Volume-Rendering Optical Coherence Tomography Angiography of Macular Telangiectasia Type 2

Purpose To evaluate the vascular structure of eyes with macular telangiectasia type 2 (MacTel2) using volume-rendered optical coherence tomography angiography (OCTA). Design Retrospective cross-sectional study. Participants A total of 14 consecutive patients (20 eyes) with MacTel2 who had a signal strength score ≥55 and could maintain fixation during the scan process. Methods The eyes were scanned using optical coherence tomography with split-spectrum amplitude decorrelation techniques to derive flow information. Data were extracted and used to create volume-rendered images of the retinal vasculature that could be rotated about 3 different axes for evaluation.
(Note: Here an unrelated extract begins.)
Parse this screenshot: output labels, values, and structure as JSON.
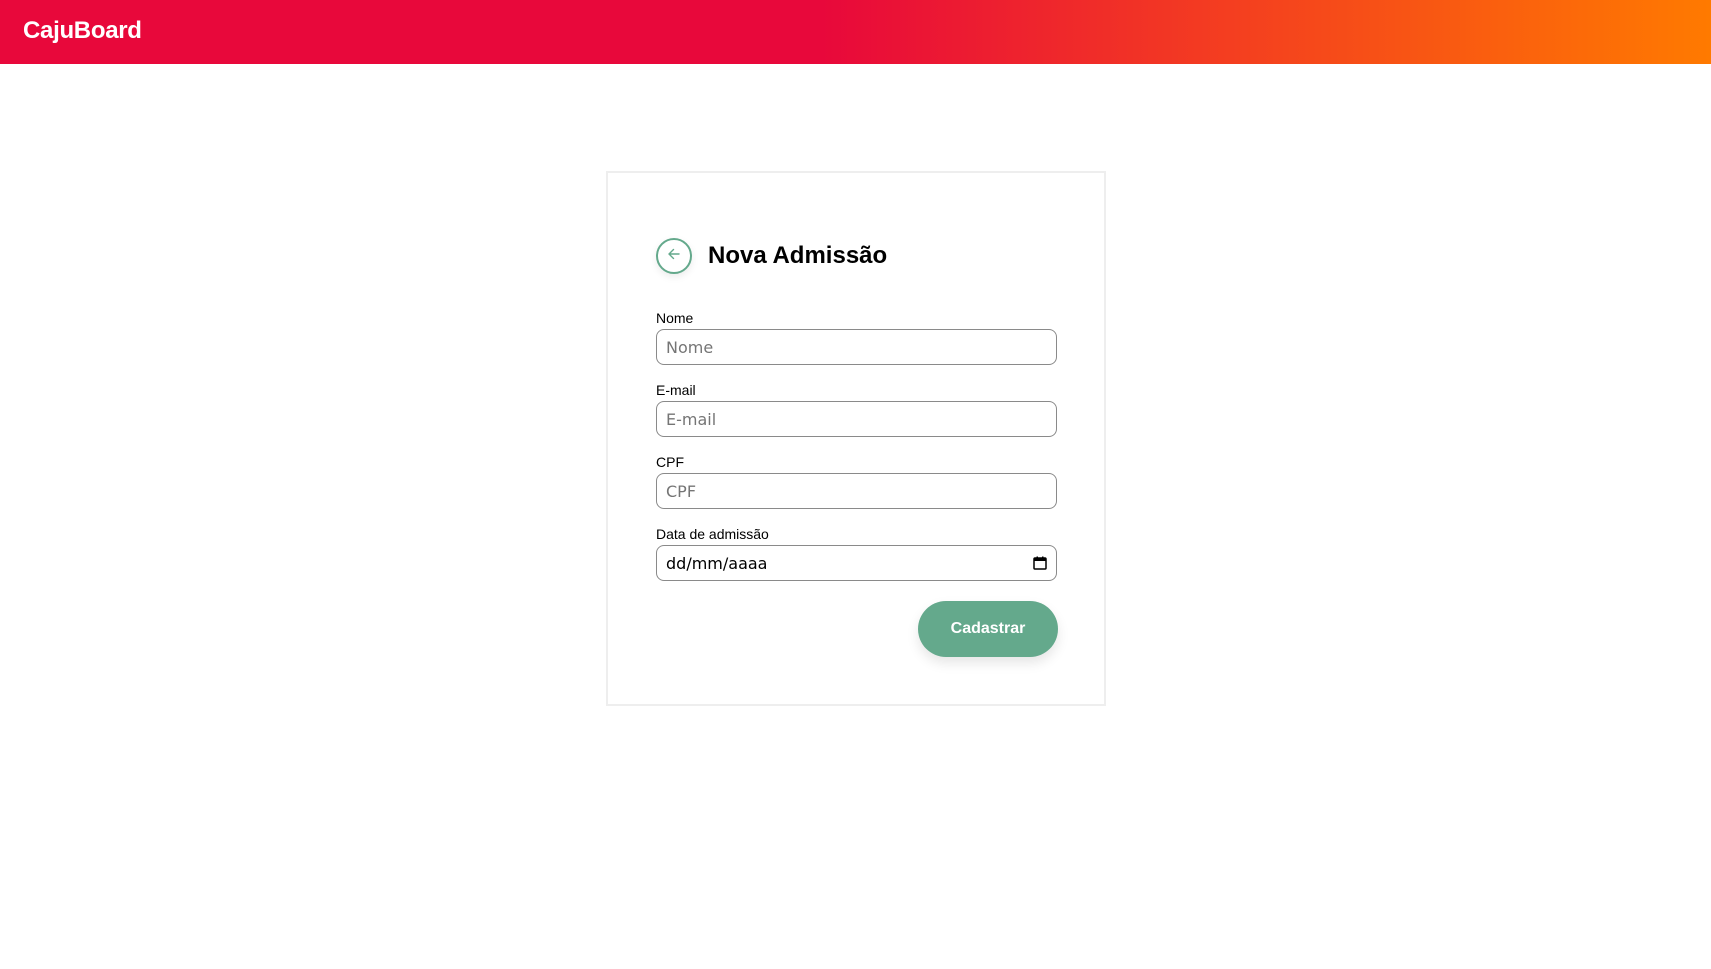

Main Outcome Measures Descriptive appraisal of the vascular abnormalities associated with MacTel2. Results Vessels posterior to the outer boundary of the deep retinal plexus were secondary to retinal thinning, vascular invasion, or a combination of both. These vessels had the same shape and distribution as the late staining seen during conventional fluorescein angiography. Lateral contraction in the temporal macula in 5 eyes created an appearance of vessels radiating from a central locus, which was the site of a right angle vein. Loss of macular tissue as part of the disease process led to a central amalgamation of the inner vascular plexus and the deep vascular plexus, which appeared to be in a state of decline. Subretinal neovascularization originated from the retinal circulation but involved not only the subretinal space but also could infiltrate the remaining, thinned, retina. Conclusions Volume rendering of OCTA information preserves the 3-dimensional relationships among retinal vascular layers and provides opportunities to visualize retinal vascular abnormalities in unprecedented detail. The retinal vascular leakage and invasion in MacTel2 may arise as a consequence of loss of control with depletion of Müller cells and exposure of the remaining retinal vessels to the more hypoxic environment near the inner segments of the photoreceptors.